The diplomatic fallout, meanwhile, was swift.

Syria decided to suspend indirect peace talks with Israel, begun earlier this year. "Israel's aggression closes all the doors" to any move toward a settlement in the region, said a Syrian announcement.

The UN Security Council called on both sides to halt the fighting and asked Israel to allow humanitarian supplies into Gaza; 30 trucks were let in Sunday.

UN Secretary-General Ban Ki-moon called on Israel to open its crossings "for the continuous provision of humanitarian supplies". In a statement, he said eight UN trainees and one staffer had been killed.

The prime minister of Turkey, one of the few Muslim countries to have relations with Israel, called the air assault a "crime against humanity".

French President Nicolas Sarkozy spoke on Sunday with Palestinian President Mahmoud Abbas, who has set up a rival government to Hamas in the West Bank, and condemned "the provocations that led to this situation as well as the disproportionate use of force."

The carnage inflamed Arab and Muslim public opinion, setting off street protests across the West Bank, in an Arab community in Israel, in several Middle Eastern cities and in Paris.

Some of the protests turned violent.
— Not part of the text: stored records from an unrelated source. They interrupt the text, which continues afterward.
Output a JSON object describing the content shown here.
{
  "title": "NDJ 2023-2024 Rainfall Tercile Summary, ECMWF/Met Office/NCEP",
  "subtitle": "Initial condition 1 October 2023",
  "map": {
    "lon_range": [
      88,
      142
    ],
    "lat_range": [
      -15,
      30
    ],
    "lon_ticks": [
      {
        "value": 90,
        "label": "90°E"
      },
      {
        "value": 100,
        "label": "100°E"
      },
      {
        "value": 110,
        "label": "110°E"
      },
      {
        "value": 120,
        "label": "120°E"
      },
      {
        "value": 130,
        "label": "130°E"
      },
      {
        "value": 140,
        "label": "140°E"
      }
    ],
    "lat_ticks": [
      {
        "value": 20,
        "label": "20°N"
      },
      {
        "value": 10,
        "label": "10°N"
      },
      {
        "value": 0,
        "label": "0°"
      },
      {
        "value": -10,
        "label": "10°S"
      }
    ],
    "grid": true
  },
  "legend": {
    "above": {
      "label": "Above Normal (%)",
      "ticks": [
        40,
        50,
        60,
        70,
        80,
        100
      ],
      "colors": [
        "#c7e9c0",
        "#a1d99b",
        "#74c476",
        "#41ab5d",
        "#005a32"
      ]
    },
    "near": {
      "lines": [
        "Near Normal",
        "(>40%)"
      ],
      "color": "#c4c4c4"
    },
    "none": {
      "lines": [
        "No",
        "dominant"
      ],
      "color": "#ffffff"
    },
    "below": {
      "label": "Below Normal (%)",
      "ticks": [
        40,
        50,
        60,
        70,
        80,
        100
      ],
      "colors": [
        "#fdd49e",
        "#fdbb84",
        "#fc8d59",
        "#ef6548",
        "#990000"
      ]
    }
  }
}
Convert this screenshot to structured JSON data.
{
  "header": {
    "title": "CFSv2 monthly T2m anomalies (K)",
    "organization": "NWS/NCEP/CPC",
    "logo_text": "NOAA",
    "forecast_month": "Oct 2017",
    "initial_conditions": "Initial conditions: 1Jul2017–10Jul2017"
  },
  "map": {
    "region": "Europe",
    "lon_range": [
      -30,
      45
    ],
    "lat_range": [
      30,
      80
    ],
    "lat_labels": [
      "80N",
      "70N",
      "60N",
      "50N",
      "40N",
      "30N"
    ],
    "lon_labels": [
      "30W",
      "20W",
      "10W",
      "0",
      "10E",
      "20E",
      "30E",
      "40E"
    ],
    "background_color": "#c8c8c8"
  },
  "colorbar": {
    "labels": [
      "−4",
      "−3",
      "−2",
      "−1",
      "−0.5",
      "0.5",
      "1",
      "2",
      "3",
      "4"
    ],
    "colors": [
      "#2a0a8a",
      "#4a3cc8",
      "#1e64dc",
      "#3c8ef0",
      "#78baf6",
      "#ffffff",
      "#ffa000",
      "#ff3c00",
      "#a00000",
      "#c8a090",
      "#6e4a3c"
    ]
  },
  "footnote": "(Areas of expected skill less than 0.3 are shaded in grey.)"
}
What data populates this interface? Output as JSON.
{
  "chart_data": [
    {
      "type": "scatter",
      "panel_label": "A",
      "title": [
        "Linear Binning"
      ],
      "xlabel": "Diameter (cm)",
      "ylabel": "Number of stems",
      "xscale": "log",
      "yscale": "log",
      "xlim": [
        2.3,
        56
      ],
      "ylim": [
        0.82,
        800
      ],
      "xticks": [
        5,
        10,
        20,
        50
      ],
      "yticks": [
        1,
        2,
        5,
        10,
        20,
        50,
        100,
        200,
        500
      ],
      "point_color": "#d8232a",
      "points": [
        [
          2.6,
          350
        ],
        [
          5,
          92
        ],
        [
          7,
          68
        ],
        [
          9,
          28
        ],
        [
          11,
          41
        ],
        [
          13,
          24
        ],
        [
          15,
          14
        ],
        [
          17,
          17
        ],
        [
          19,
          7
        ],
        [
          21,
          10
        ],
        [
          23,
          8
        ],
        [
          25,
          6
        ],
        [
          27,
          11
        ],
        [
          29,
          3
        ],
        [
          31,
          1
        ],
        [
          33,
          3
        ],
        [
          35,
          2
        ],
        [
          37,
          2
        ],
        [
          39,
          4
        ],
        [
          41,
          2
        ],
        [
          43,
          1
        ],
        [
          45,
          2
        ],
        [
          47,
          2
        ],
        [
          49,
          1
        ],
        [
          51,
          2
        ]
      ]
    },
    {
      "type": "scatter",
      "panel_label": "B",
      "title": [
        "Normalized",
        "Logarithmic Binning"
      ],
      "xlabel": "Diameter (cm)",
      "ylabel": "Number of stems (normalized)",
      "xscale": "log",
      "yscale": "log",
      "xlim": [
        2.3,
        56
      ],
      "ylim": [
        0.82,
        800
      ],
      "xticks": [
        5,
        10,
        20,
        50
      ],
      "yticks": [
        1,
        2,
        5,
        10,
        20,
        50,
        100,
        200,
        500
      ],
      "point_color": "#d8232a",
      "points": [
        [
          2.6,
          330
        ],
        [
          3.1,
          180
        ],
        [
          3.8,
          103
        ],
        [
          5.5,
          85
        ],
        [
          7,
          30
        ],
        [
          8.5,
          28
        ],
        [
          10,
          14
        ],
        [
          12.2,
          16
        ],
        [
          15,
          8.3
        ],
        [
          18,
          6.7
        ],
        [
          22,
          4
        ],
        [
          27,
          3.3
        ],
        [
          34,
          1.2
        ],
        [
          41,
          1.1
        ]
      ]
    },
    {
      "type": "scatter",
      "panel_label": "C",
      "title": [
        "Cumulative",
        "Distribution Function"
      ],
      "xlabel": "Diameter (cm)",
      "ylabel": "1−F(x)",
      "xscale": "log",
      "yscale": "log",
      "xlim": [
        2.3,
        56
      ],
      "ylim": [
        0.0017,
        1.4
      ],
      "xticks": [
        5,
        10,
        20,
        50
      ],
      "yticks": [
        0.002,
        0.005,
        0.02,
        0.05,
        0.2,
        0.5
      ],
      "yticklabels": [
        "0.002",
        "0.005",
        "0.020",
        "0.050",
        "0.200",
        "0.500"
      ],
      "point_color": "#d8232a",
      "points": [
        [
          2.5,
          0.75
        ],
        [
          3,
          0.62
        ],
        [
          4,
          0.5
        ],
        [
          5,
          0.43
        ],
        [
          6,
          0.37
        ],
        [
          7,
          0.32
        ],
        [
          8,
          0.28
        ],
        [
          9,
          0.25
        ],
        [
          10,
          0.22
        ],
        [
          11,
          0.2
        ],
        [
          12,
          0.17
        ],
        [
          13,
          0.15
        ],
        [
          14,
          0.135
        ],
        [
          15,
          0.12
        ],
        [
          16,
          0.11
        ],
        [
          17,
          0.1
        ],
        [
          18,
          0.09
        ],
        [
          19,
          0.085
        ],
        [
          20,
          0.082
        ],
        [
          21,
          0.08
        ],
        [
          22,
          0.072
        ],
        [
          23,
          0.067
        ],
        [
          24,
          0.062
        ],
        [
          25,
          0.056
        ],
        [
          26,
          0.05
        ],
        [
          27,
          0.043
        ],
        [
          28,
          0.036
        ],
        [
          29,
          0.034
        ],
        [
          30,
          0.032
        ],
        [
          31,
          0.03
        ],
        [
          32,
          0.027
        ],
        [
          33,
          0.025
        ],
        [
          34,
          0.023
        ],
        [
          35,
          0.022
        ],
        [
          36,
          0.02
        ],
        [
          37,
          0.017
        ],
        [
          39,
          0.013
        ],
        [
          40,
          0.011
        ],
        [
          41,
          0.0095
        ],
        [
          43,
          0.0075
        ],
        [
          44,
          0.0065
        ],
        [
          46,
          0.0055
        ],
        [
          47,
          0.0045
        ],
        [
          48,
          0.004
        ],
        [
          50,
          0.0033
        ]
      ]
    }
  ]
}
Israeli troops quelling a West Bank march killed one Palestinian and seriously wounded another. A crowd of anti-Israel protesters in the northern Iraqi city of Mosul became a target for a suicide bomber on a bicycle. In Lebanon, police fired tear gas to stop demonstrators from reaching the Egyptian Embassy.

Egyptian Foreign Minister Ahmed Aboul Gheit called on Hamas to renew its truce with Israel. The cease-fire began unravelling last month, and formally ended more than a week ago. Since then, Gaza militants have stepped up rocket fire on Israel.

A Hamas leader in exile, Osama Hamdan, said the movement would not relent. "We have one alternative, which is to be steadfast and resist, and then we will be victorious," Hamdan said in Beirut.

Israeli Prime Minister Ehud Olmert said it was unclear when the Gaza operation would end but told his Cabinet was "liable to last longer than we are able to foresee at this time".

Hundreds of thousands of Israelis live in cities and towns in Gaza rocket range, and life slowed in some of the communities. Schools in communities in a 20km radius from Gaza were ordered to remain closed beyond the weeklong Jewish holiday of Hanukkah which ends Monday.

In the southern city of Ashkelon, home to some 120,000 people, streets were relatively busy, despite the military's recommendations against being out in the open.